FYI.

This story is over 5 years old.

Stuff

Der beliebteste Alkohol für Straßenschlachten und Verbrechen in Schottland

In Großbritannien gibt es ein koffeinhaltiges alkoholische Getränk, das von Mönchen zubereitet wird und auffällig oft mit Mordfällen und Randale in Verbindung gebracht wird. Einmal betrunken hauen sich die Rowdys gerne mit den Glasflaschen die Köpfe...

Es ist gegen 3 Uhr morgens auf einer verlassenen Straße in einer schottischen Vorstadt. Der Typ vor mir kippt sich seinen Rest Buckfast runter, wobei der Inhalt im nächsten Moment in Form einer klebrigen, roten Lache zwischen seinen Beine landet. „Scheiß drauf, ist nur ein bisschen Kotze“, brummt er und betrachtet enttäuscht die verschwendeten Überbleibsel dessen, was für einige das grassierende Alkoholproblem Großbritanniens symbolisiert.   Wenn du nicht aus bestimmten Teilen Großbritanniens oder Irlands kommst, könnte es sein, dass du noch nichts von Buckfast gehört hast. Es handelt sich dabei um eine Art gepanschten Wein. Auch wenn er mit 15 Prozent Alkohol nur mäßig stark scheint, ist sein Koffeingehalt höher als der von Red Bull. Außerdem enthält das Gebräu tonnenweise Zucker sowie jede Menge anderer schmackhafter Chemikalien. Interessanterweise wird der Wein in einer Benediktinerabtei in Devon hergestellt. Auch wenn es abwegig erscheint, bringt er den Mönchen ziemlich viel Geld ein. Buckfast hat die Konsistenz von Sirup, schmeckt wie eine Mischung aus Fruchtkonzentrat und Hustensaft und macht dich in ziemlich einzigartiger Weise besoffen. Ich mag das Getränk, und in bestimmten Kreisen meiner Landsleute erfreut es sich extremer Beliebtheit—vor allem bei denjenigen, mit denen die anderen Kreise nichts zu tun haben wollen, weil diese Leute die meiste Zeit damit zubringen, an Straßenecken rumzuhängen, in Schlägereien verwickelt zu werden und Sachen kaputtzumachen. Daher kommt auch der prägnante inoffizielle Slogan: „Buckfast: gets you fucked fast“.

Anzeige

Weil Buckie in seiner nicht sehr beliebten Fangemeinde äußerst beliebt ist, wird oft die Vermutung geäußert, es gäbe eine Verbindung zwischen dem Konsum des Getränks und diversen gewalttätigen Verbrechen.
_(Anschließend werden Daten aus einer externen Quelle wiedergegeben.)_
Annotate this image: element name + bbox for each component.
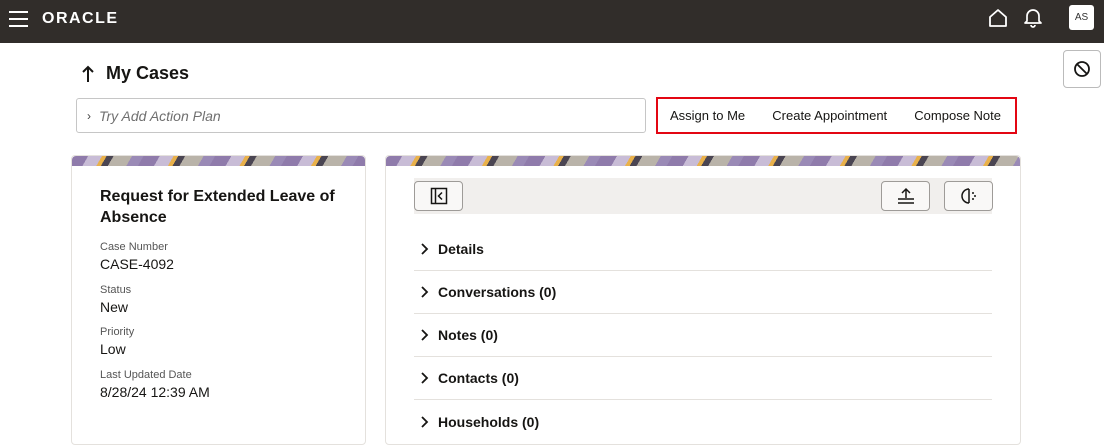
status-label: Status	[100, 284, 132, 296]
panel-banner	[386, 156, 1020, 166]
section-label: Contacts (0)	[438, 370, 519, 386]
last-updated-label: Last Updated Date	[100, 369, 192, 381]
section-label: Conversations (0)	[438, 284, 557, 300]
insights-button[interactable]	[944, 181, 993, 211]
up-arrow-icon[interactable]	[80, 64, 96, 84]
case-details-panel: Details Conversations (0) Notes (0) Cont…	[385, 155, 1021, 445]
oracle-logo: ORACLE	[42, 10, 119, 27]
case-summary-card: Request for Extended Leave of Absence Ca…	[71, 155, 366, 445]
panel-toolbar	[414, 178, 993, 214]
section-contacts[interactable]: Contacts (0)	[414, 357, 992, 400]
last-updated-value: 8/28/24 12:39 AM	[100, 384, 210, 400]
block-button[interactable]	[1063, 50, 1101, 88]
home-icon[interactable]	[987, 7, 1009, 29]
quick-actions: Assign to Me Create Appointment Compose …	[656, 97, 1017, 134]
section-conversations[interactable]: Conversations (0)	[414, 271, 992, 314]
priority-value: Low	[100, 341, 126, 357]
compose-note-button[interactable]: Compose Note	[914, 108, 1001, 123]
upload-button[interactable]	[881, 181, 930, 211]
upload-icon	[897, 187, 914, 204]
chevron-right-icon	[421, 243, 429, 255]
chevron-right-icon: ›	[87, 108, 91, 123]
chevron-right-icon	[421, 329, 429, 341]
card-banner	[72, 156, 365, 166]
avatar[interactable]: AS	[1069, 5, 1094, 30]
priority-label: Priority	[100, 326, 135, 338]
top-bar: ORACLE AS	[0, 0, 1104, 43]
page-header: My Cases	[80, 63, 189, 84]
menu-icon[interactable]	[9, 11, 28, 27]
assign-to-me-button[interactable]: Assign to Me	[670, 108, 745, 123]
section-households[interactable]: Households (0)	[414, 400, 992, 443]
chevron-right-icon	[421, 415, 429, 428]
create-appointment-button[interactable]: Create Appointment	[772, 108, 887, 123]
block-icon	[1074, 61, 1090, 77]
section-label: Households (0)	[438, 413, 540, 430]
collapse-panel-button[interactable]	[414, 181, 463, 211]
section-details[interactable]: Details	[414, 228, 992, 271]
collapse-panel-icon	[430, 187, 447, 205]
section-label: Details	[438, 241, 484, 257]
chevron-right-icon	[421, 286, 429, 298]
case-title: Request for Extended Leave of Absence	[100, 188, 335, 226]
chevron-right-icon	[421, 372, 429, 384]
case-number-value: CASE-4092	[100, 256, 174, 272]
case-number-label: Case Number	[100, 241, 168, 253]
section-label: Notes (0)	[438, 327, 498, 343]
action-search[interactable]: ›	[76, 98, 646, 133]
action-search-input[interactable]	[99, 107, 619, 124]
bell-icon[interactable]	[1022, 6, 1044, 28]
status-value: New	[100, 299, 129, 315]
section-notes[interactable]: Notes (0)	[414, 314, 992, 357]
insights-icon	[960, 188, 976, 204]
page-title: My Cases	[106, 63, 190, 83]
Schottische Politiker machen aus diesem Grund fast regelmäßig Terz. Weil Politiker sich bekanntlich gern leichte Angriffsziele suchen, fragt man sich schnell, ob die Aufregung gerechtfertigt ist. Um das herauszufinden, fragte ich bei der schottischen Polizei an, wie häufig Buckfast in Zusammenhang mit Straftaten in Erscheinung tritt. Es stellte sich heraus, dass Buckfast hier sehr häufig auftaucht. Von 2008 bis 2012 wurde es jährlich in durchschnittlich 2.893 Berichten des Polizeireviers von Stathclyde erwähnt, das macht knapp acht Vorfälle pro Tag. Nichts deutet darauf hin, dass sich diese Entwicklung ändert. 2013 scheint eher besonders reich an Buckie-Verbrechen zu sein, denn allein bis Ende August tauchte bei 2.239 Verbrechen ein Bezug zu Buckfast auf. Wenn du nach Beweisen dafür suchst, dass Buckfast junge Leute zu Verbrechen verleitet, sind die Statistiken ziemlich verlockend. Weniger als 12 Prozent der Berichte betreffen entweder „Bagatelldelikte“ oder von der Polizei als „Gruppe 1“ bezeichnete Verbrechen. Darunter fallen brutalste Gewaltverbrechen wie Mord, Mordversuch, schwere Körperverletzung und Entführung. Den Vorurteilen entsprechend sind 58 Prozent der an Buckie-Verbrechen beteiligten Täter zwischen 16 und 25 Jahre alt. Eine Umfrage an der Jugendstrafanstalt in Polmont, die 2007 durchgeführt wurde, ergab ähnlich augenfällige Ergebnisse. Von den jungen Straftätern gaben 41 Prozent an, dass Buckfast ihr Lieblingsgetränk sei. Von denjenigen, die zum Zeitpunkt ihrer Tat betrunken waren, hatten 43 Prozent Buckfast getrunken.

Anzeige

Das Wetherspoons in Coatbridge—einer der wenigen Orte in der Region Glasgow, wo es kein Buckfast gibt.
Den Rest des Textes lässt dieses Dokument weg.